Certains ne se sont pas montrés d’emblée enthousiastes à l’idée de cette modification des pratiques. Irréductiblement attachés aux traditions et rétifs au changement ? Assurément pas, plutôt fervents adeptes de la concision qui permettait, à condition de détenir les clés du syllogisme juridique, de saisir rapidement la portée d’une décision.

Cependant, il était souvent nécessaire, en particulier au moment de l’envoi de la décision de la Cour de cassation au justiciable, d’en expliciter, parfois longuement, parfois avec même une pointe de doute et donc de réserves, sa motivation et sa portée. Cette explication de texte s'imposait spécialement dans le contentieux dévolu à la troisième chambre civile, contentieux technique s’il en est et mettant le plus souvent aux prises de nombreuses parties… De fait, les cassations partielles sont légion, notamment en droit de la construction.

Désormais, la Cour de cassation explicite la portée de la cassation qu’elle prononce. Dès lors, les justiciables que nous assistons et qui sont évidemment les premiers concernés par les arrêts rendus en comprennent plus facilement les termes ; de fait, nous sommes moins systématiquement interrogés sur l’interprétation à donner de la décision qui les intéresse et sur ce qui sera éventuellement de nouveau débattu devant la juridiction de renvoi.

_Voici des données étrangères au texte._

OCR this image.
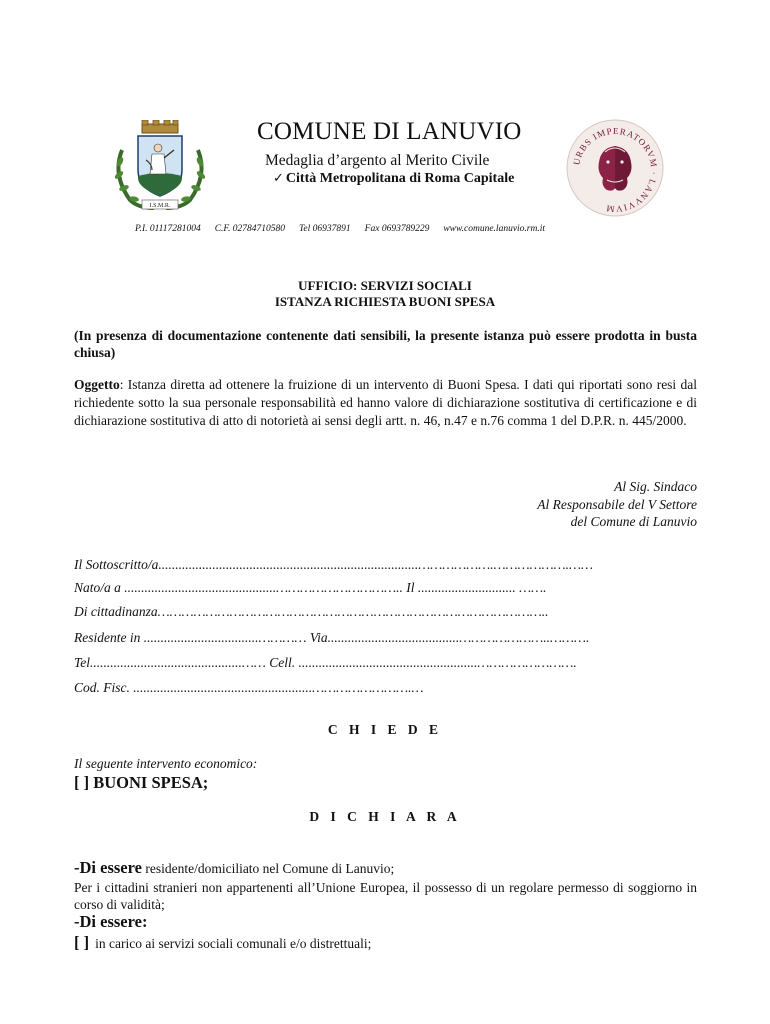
I.S.M.R.
COMUNE DI LANUVIO
Medaglia d’argento al Merito Civile
✓ Città Metropolitana di Roma Capitale
URBS IMPERATORVM · LANVVIVM
P.I. 01117281004 C.F. 02784710580 Tel 06937891 Fax 0693789229 www.comune.lanuvio.rm.it
UFFICIO: SERVIZI SOCIALI
ISTANZA RICHIESTA BUONI SPESA
(In presenza di documentazione contenente dati sensibili, la presente istanza può essere prodotta in busta chiusa)
Oggetto: Istanza diretta ad ottenere la fruizione di un intervento di Buoni Spesa. I dati qui riportati sono resi dal richiedente sotto la sua personale responsabilità ed hanno valore di dichiarazione sostitutiva di certificazione e di dichiarazione sostitutiva di atto di notorietà ai sensi degli artt. n. 46, n.47 e n.76 comma 1 del D.P.R. n. 445/2000.
Al Sig. Sindaco
Al Responsabile del V Settore
del Comune di Lanuvio
Il Sottoscritto/a.............................................................................……………….……………….……
Nato/a a .............................................………………………….. Il ............................. …….
Di cittadinanza……………………………………………………………………………………..
Residente in ..................................………… Via.......................................…………………..……….
Tel.............................................…… Cell. .....................................................…………………….
Cod. Fisc. .....................................................…………………….…
C H I E D E
Il seguente intervento economico:
[ ] BUONI SPESA;
D I C H I A R A
-Di essere residente/domiciliato nel Comune di Lanuvio;
Per i cittadini stranieri non appartenenti all’Unione Europea, il possesso di un regolare permesso di soggiorno in corso di validità;
-Di essere:
[ ] in carico ai servizi sociali comunali e/o distrettuali;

Ce constat est encore plus marqué s’agissant des arrêts dont la motivation est enrichie. L’énoncé, par la Cour suprême, de sa ratio decidendi permet en effet une meilleure compréhension de ses choix. En particulier pour la partie qui subit un revirement de jurisprudence dont le juge, et non son conseil, lui explique désormais la genèse et la justification…

Or, ce point est essentiel : la compréhension, pour la partie perdante, de l’arrêt qui la déboute, est le préalable nécessaire à son acceptation, même si elle n’est pas immédiate. Et le justiciable s’avère très sensible au fait que le juge suprême veuille qu'il comprenne ses décisions, même si l’on ne saurait évidemment faire fi du particularisme et des subtilités de la technique de cassation.

En définitive, ce qui constitue une évolution pour le technicien de la cassation s'avère bien souvent être une révolution pour son client.

« Il n’y a rien de négatif dans le changement, si c’est dans la bonne direction » (Winston Churchill)... On change rarement l’opinion des autres, mais on change quelques fois la sienne.